In the end, what I needed was a little more exposure to science. Turns out, the universe is awesome in the old sense of the word, and that there’s a lot of wonder to be had even if you don’t have whatever it takes to believe with confidence in a moderator hanging out in the ether. Even if you limit your scope to the things that scientific theories explicitly support, the universe is open to endless possibility. I think that, above all, is huge for me. The idea of endless possibility. Belief in it manifests in a lot of ways and still requires a fair bit of faith, but it works for me not least because it’s applicable to people regardless of their own religious tradition (or lack thereof). I get so thrown off by the manufactured conflict between religious leaders and scientists, because if you ever talk to someone who knows about science and is passionate about it, the sense of wonder in them and in what they can show you is immense.
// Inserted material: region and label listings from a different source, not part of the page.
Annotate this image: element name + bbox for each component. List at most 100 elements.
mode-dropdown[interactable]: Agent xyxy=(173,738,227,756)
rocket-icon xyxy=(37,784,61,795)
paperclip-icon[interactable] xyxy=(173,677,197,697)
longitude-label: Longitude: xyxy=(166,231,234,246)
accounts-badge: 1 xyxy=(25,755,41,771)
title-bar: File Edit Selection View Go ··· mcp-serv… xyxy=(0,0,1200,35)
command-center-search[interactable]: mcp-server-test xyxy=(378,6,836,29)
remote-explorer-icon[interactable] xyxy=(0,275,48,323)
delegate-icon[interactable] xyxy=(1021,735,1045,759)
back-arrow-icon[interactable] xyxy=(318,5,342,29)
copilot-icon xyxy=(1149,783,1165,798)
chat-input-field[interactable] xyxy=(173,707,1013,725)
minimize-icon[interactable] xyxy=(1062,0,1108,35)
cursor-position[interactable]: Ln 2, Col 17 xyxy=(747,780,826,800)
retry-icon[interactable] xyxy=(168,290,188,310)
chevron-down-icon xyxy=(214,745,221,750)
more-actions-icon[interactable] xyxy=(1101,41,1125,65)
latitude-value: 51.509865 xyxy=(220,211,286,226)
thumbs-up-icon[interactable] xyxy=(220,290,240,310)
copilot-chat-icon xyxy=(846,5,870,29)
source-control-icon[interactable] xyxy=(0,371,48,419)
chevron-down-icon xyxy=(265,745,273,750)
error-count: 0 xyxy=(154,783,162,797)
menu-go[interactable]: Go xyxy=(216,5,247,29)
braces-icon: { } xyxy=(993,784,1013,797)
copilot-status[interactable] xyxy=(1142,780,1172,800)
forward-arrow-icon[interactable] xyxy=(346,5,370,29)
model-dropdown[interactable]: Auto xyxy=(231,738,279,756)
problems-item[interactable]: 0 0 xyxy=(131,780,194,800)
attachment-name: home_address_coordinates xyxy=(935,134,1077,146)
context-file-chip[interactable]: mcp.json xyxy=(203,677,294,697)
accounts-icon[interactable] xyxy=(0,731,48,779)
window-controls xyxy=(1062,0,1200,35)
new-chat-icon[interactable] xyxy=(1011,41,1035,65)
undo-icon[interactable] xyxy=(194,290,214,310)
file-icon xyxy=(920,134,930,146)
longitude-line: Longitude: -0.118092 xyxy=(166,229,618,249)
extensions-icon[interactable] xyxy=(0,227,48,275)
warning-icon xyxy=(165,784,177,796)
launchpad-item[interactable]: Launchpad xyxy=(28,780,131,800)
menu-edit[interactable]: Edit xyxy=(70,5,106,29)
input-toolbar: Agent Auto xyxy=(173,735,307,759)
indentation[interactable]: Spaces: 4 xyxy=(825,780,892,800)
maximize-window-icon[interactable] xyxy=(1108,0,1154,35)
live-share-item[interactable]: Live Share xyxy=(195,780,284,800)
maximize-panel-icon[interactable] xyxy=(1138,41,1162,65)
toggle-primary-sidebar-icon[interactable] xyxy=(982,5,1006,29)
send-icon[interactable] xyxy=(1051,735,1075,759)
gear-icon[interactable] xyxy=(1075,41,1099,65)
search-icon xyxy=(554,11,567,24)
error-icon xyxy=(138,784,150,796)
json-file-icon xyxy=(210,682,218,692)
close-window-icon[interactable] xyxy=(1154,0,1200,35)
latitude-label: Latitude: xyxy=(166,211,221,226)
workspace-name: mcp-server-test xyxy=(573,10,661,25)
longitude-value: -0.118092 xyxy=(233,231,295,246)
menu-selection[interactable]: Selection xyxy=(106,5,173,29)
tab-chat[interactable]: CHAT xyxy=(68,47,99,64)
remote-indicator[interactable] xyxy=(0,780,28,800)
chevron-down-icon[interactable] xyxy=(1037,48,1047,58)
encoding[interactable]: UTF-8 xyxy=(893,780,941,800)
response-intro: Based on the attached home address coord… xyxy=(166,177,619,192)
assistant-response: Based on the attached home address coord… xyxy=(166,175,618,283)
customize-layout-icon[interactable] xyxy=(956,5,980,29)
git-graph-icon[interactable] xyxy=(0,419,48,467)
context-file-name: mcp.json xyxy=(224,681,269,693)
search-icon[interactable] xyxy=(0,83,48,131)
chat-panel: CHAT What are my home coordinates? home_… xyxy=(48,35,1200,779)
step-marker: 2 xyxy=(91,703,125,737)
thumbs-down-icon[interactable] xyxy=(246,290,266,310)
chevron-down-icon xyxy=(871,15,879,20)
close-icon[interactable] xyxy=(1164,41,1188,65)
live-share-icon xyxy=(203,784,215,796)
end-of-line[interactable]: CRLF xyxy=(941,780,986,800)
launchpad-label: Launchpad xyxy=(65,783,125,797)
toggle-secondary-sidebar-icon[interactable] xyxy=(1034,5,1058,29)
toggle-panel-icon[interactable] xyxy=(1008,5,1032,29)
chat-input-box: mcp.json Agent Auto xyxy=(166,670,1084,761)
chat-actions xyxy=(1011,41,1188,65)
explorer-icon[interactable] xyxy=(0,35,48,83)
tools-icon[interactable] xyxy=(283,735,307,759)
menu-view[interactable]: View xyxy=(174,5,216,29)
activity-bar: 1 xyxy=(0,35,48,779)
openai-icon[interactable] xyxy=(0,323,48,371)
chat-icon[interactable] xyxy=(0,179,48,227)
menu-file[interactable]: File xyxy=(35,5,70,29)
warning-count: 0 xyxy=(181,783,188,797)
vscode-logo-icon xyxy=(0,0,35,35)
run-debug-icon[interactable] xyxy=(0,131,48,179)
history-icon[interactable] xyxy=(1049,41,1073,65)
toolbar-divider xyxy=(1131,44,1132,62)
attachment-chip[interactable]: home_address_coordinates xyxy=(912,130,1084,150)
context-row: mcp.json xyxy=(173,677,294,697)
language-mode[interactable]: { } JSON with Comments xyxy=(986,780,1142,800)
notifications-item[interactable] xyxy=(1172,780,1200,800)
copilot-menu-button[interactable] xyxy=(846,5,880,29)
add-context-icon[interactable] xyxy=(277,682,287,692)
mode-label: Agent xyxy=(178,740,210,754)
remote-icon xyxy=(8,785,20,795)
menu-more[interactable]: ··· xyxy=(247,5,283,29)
If you want to believe a god had something to do with that, the fact that it’s orchestrated by things that can be demonstrated doesn’t have to conflict. Regardless, Moderator or no, the universe and its infinite processes make beautiful things. They make terrible things, too, of course, but so much wonder.
The lingering difficult part of that has been thinking about death. I do believe in souls, or spiritual essence, or something. At the very least I fully believe that nobody ceases to exist when they die as long as people remember them. I want to share something from NPR commentator Aaron Freeman that means a lot to me:
And at one point you’d hope that the physicist would step down from the pulpit and walk to your brokenhearted spouse there in the pew and tell him/her that all the photons that ever bounced off your face, all the particles whose paths were interrupted by your smile, by the touch of your hair, hundreds of trillions of particles, have raced off like children, their ways forever changed by you. And as your widow rocks in the arms of a loving family, may the physicist let him/her know that all the photons that bounced from you were gathered in the particle detectors that are her/his eyes, that those photons created within her/him constellations of electromagnetically charged neurons whose energy will go on forever.
And the physicist will remind the congregation of how much of all our energy is given off as heat. There may be a few fanning themselves with their programs as he says it. And he will tell them that the warmth that flowed through you in life is still here, still part of all that we are, even as we who mourn continue the heat of our own lives.
And you’ll want the physicist to explain to those who loved you that they need not have faith; indeed, they should not have faith. Let them know that they can measure, that scientists have measured precisely the conservation of energy and found it accurate, verifiable and consistent across space and time. You can hope your family will examine the evidence and satisfy themselves that the science is sound and that they’ll be comforted to know your energy’s still around. According to the law of the conservation of energy, not a bit of you is gone; you’re just less orderly.”